After all this time I believe it will never be quantified to your satisfaction. I know how each mission of each game makes me feel to inhabit it. I cannot describe it to you. TDS feels alien compared to the feeling of the older titles. I cannot tell you why, especially if you are going to act like it's only one thing here and one thing there, instead of showing an understanding of the infinite subtleties that affect human experience, memory, and response.
If someone tells you they are having a negative reaction to the colour, then you should know, as a human being yourself, that that statement is not all-encompassing and complete, but rather, a starting point. I also stated it was a lighting issue. I've been stating all along that the hues of TDS (which was and is a problem I had with the concept art years ago, too) regardless of how they are created in-game, are often not pleasant to MY eyes, and do not put me in the mood of the older titles, nor does the colour hearken to my experiences of playing the other games. I played TMA first, and quickly acquired a taste for the look--strangeness and all. I then played TDP and was struck by the muted colours, and the "grittiness" that we understand yet cannot describe with simple words. Again, I acquired the taste for the style created by the devs filtered through the limitations of the Dark Engine at the time. With TDS I've never acquired the taste of the style or gameplay. I keep asking "Why can't I just (blank) like I can in the other games?" I cannot describe it to you but it's measured by my reactions to the moment-by-moment of the game, both conscious and unconscious. Any attempt to put it into words makes a pale, lame, and inaccurate shadow of what I just understand within myself.

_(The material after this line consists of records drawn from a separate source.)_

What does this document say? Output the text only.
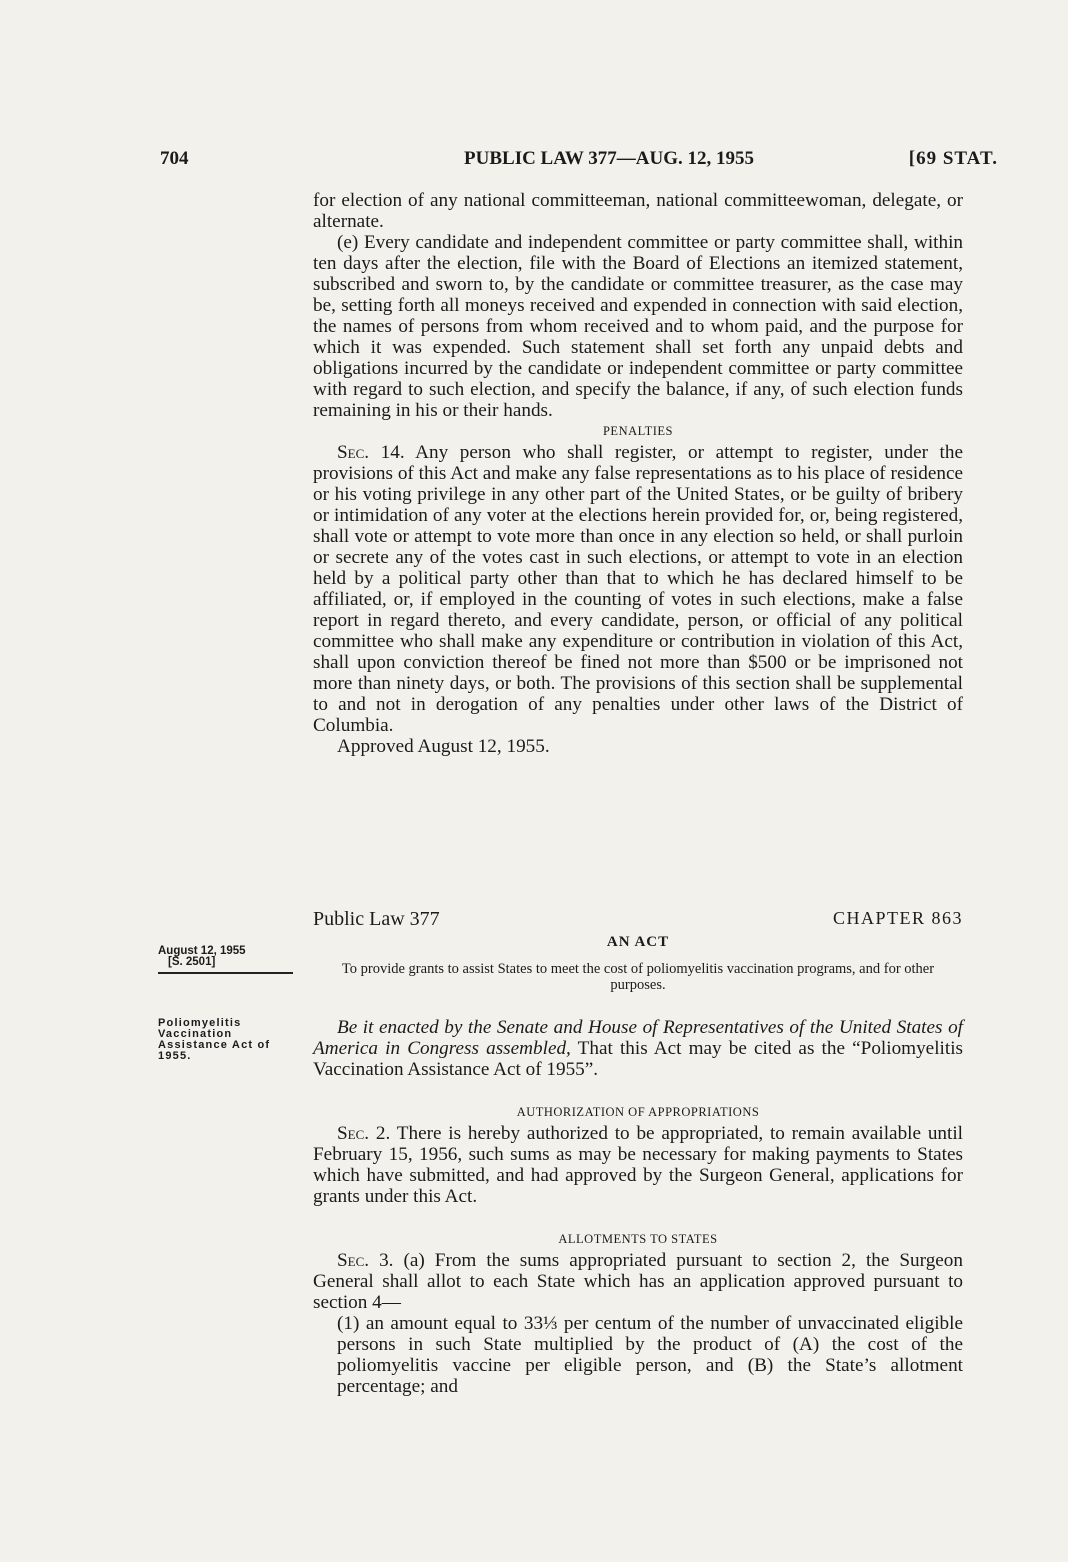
704	PUBLIC LAW 377—AUG. 12, 1955	[69 STAT.

for election of any national committeeman, national committeewoman, delegate, or alternate.

(e) Every candidate and independent committee or party committee shall, within ten days after the election, file with the Board of Elections an itemized statement, subscribed and sworn to, by the candidate or committee treasurer, as the case may be, setting forth all moneys received and expended in connection with said election, the names of persons from whom received and to whom paid, and the purpose for which it was expended. Such statement shall set forth any unpaid debts and obligations incurred by the candidate or independent committee or party committee with regard to such election, and specify the balance, if any, of such election funds remaining in his or their hands.

PENALTIES

Sec. 14. Any person who shall register, or attempt to register, under the provisions of this Act and make any false representations as to his place of residence or his voting privilege in any other part of the United States, or be guilty of bribery or intimidation of any voter at the elections herein provided for, or, being registered, shall vote or attempt to vote more than once in any election so held, or shall purloin or secrete any of the votes cast in such elections, or attempt to vote in an election held by a political party other than that to which he has declared himself to be affiliated, or, if employed in the counting of votes in such elections, make a false report in regard thereto, and every candidate, person, or official of any political committee who shall make any expenditure or contribution in violation of this Act, shall upon conviction thereof be fined not more than $500 or be imprisoned not more than ninety days, or both. The provisions of this section shall be supplemental to and not in derogation of any penalties under other laws of the District of Columbia.

Approved August 12, 1955.

Public Law 377	CHAPTER 863
AN ACT
To provide grants to assist States to meet the cost of poliomyelitis vaccination programs, and for other purposes.
August 12, 1955
[S. 2501]
Poliomyelitis Vaccination Assistance Act of 1955.

Be it enacted by the Senate and House of Representatives of the United States of America in Congress assembled, That this Act may be cited as the “Poliomyelitis Vaccination Assistance Act of 1955”.

AUTHORIZATION OF APPROPRIATIONS

Sec. 2. There is hereby authorized to be appropriated, to remain available until February 15, 1956, such sums as may be necessary for making payments to States which have submitted, and had approved by the Surgeon General, applications for grants under this Act.

ALLOTMENTS TO STATES

Sec. 3. (a) From the sums appropriated pursuant to section 2, the Surgeon General shall allot to each State which has an application approved pursuant to section 4—

(1) an amount equal to 33⅓ per centum of the number of unvaccinated eligible persons in such State multiplied by the product of (A) the cost of the poliomyelitis vaccine per eligible person, and (B) the State’s allotment percentage; and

If I say, "Everything looks old and/or dirty," you won't really know what I mean in the context of TDS as compared to the old and/or dirty of TDP that doesn't bother me. If I say, "The pipes all look like rusted and chelating cast iron," you won't know that I'd have to write five pages to describe what I really mean, and that it goes way beyond rusty pipes. Rusty pipes makes sense, so why does it bother me? We know what we mean, and words are grossly inadequate. Perhaps if I was a highly-qualified art critic I could find the words to describe why one aesthetic of old and dirty is pleasant and why another makes me grumpy, like why one healthy tree is not as beautiful to me as the dead gnarled one, or why I find one woman's face more attractive than her identical twin's.

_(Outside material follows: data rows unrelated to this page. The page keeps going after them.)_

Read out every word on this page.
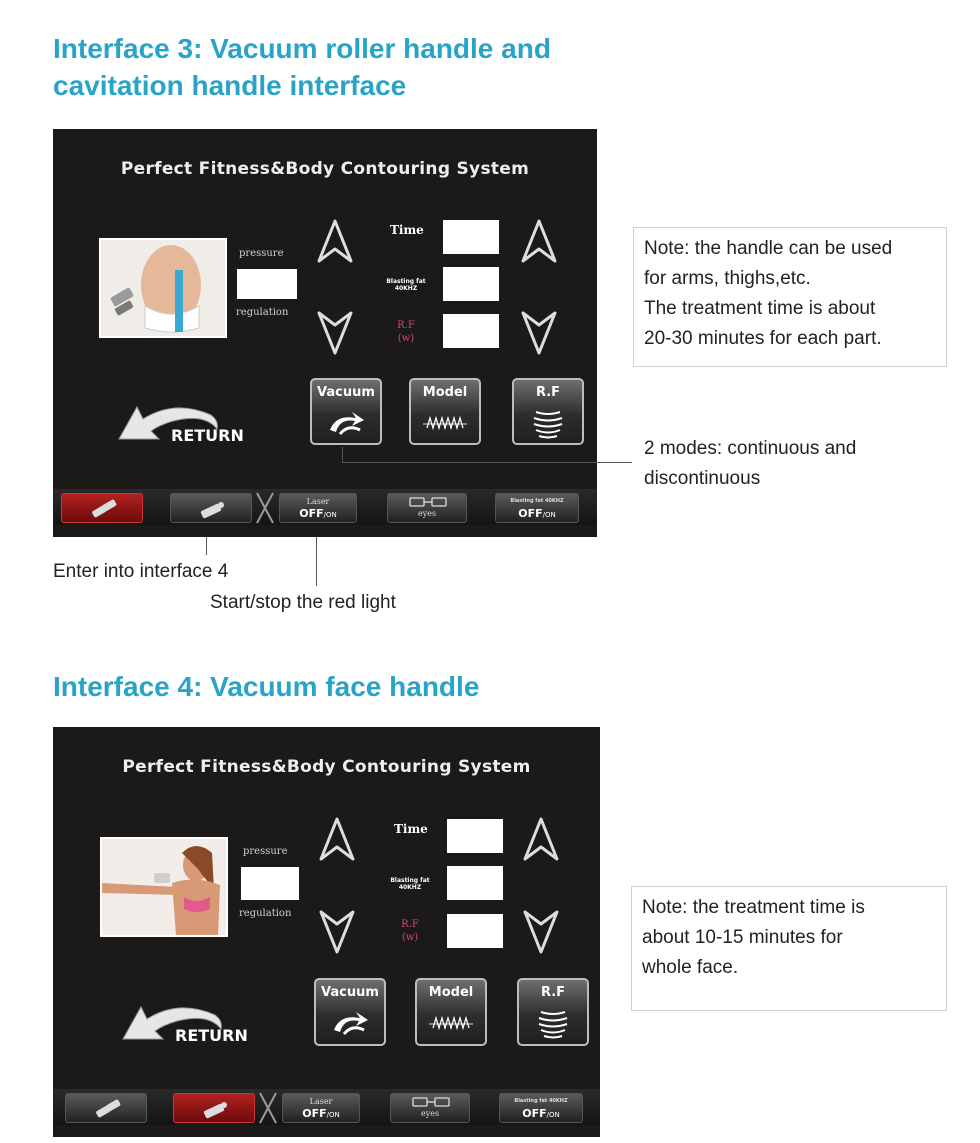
Interface 3: Vacuum roller handle and
cavitation handle interface
Perfect Fitness&Body Contouring System
pressure
regulation
Time
Blasting fat
40KHZ
R.F
(w)
RETURN
Vacuum	Model	R.F
Laser
OFF/ON	eyes
Blasting fat 40KHZ
OFF/ON
Note: the handle can be used
for arms, thighs,etc.
The treatment time is about
20-30 minutes for each part.
2 modes: continuous and
discontinuous
Enter into interface 4
Start/stop the red light
Interface 4: Vacuum face handle
Perfect Fitness&Body Contouring System
pressure
regulation
Time
Blasting fat
40KHZ
R.F
(w)
RETURN
Vacuum	Model	R.F
Laser
OFF/ON	eyes
Blasting fat 40KHZ
OFF/ON
Note: the treatment time is
about 10-15 minutes for
whole face.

Maybe if you could word your questions so they could actually be answered by a lay-person without delving into the psyche.:p We know we disagree, so statements to that effect are really pointless. You don't relate to or understand the common distaste, period. We have not much helped each other understand the other's point of view. It's been four years and the same things are still being said, by scores of different people, just with different phraseology.:laff:
Jashin on 10/8/2008 at 13:17
There's a remarkable difference b/w DX2 and Thief 3 and their relative comparisons to the predecessors.
With DX2, they mutilated the core features. They literally rearranged its DNA and created a FPS with gimmicks in place of a 1st-person RPG.

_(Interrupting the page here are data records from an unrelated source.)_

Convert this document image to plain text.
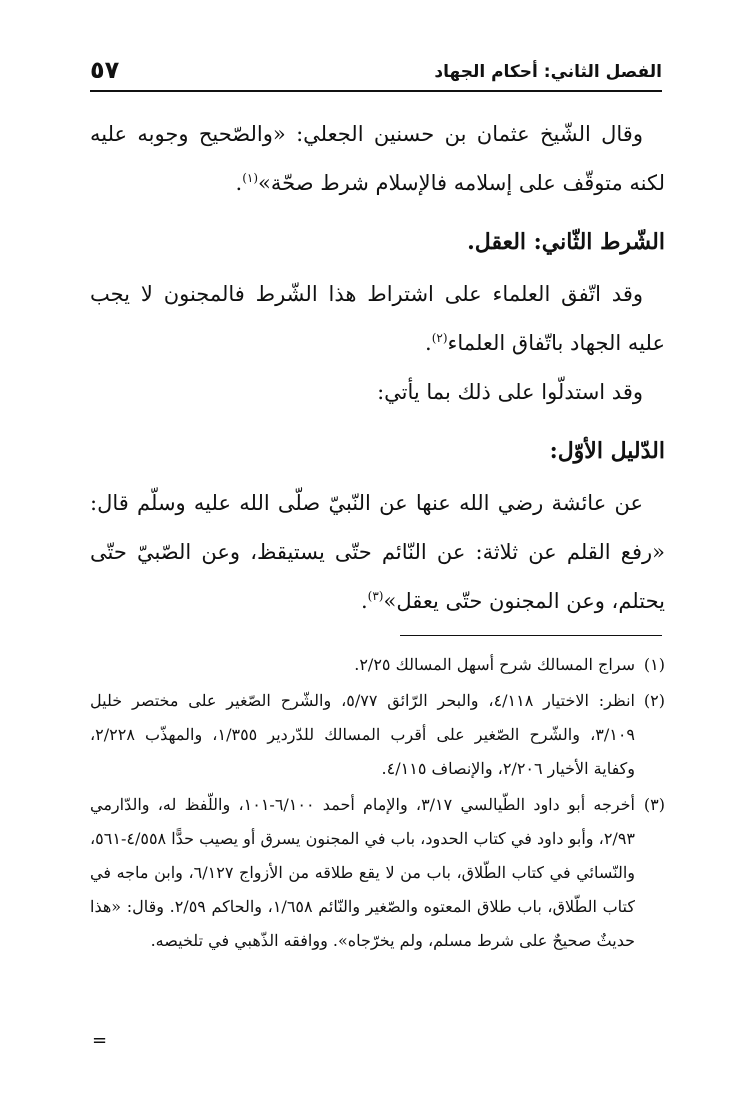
الفصل الثاني: أحكام الجهاد
٥٧

وقال الشّيخ عثمان بن حسنين الجعلي: «والصّحيح وجوبه عليه لكنه متوقّف على إسلامه فالإسلام شرط صحّة»$^{(١)}$.

الشّرط الثّاني: العقل.

وقد اتّفق العلماء على اشتراط هذا الشّرط فالمجنون لا يجب عليه الجهاد باتّفاق العلماء$^{(٢)}$.

وقد استدلّوا على ذلك بما يأتي:

الدّليل الأوّل:

عن عائشة رضي الله عنها عن النّبيّ صلّى الله عليه وسلّم قال: «رفع القلم عن ثلاثة: عن النّائم حتّى يستيقظ، وعن الصّبيّ حتّى يحتلم، وعن المجنون حتّى يعقل»$^{(٣)}$.

(١)
سراج المسالك شرح أسهل المسالك ٢/٢٥.
(٢)
انظر: الاختيار ٤/١١٨، والبحر الرّائق ٥/٧٧، والشّرح الصّغير على مختصر خليل ٣/١٠٩، والشّرح الصّغير على أقرب المسالك للدّردير ١/٣٥٥، والمهذّب ٢/٢٢٨، وكفاية الأخيار ٢/٢٠٦، والإنصاف ٤/١١٥.
(٣)
أخرجه أبو داود الطّيالسي ٣/١٧، والإمام أحمد ٦/١٠٠-١٠١، واللّفظ له، والدّارمي ٢/٩٣، وأبو داود في كتاب الحدود، باب في المجنون يسرق أو يصيب حدًّا ٤/٥٥٨-٥٦١، والنّسائي في كتاب الطّلاق، باب من لا يقع طلاقه من الأزواج ٦/١٢٧، وابن ماجه في كتاب الطّلاق، باب طلاق المعتوه والصّغير والنّائم ١/٦٥٨، والحاكم ٢/٥٩. وقال: «هذا حديثٌ صحيحٌ على شرط مسلم، ولم يخرّجاه». ووافقه الذّهبي في تلخيصه.
=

Compare to that, Thief 3 is a godsend. The trademark mood and tension of the series are in tact, in several missions they're even better than the original. Granted it's not 1 for 1, but that's beyond a reasonable expectation.
To be honest Thief fans are a bunch of ungrateful bastards. Get it into your heads - you had purist friends on the dev team who gave their best with what they had. It could have been way worse, it could've been like DX2.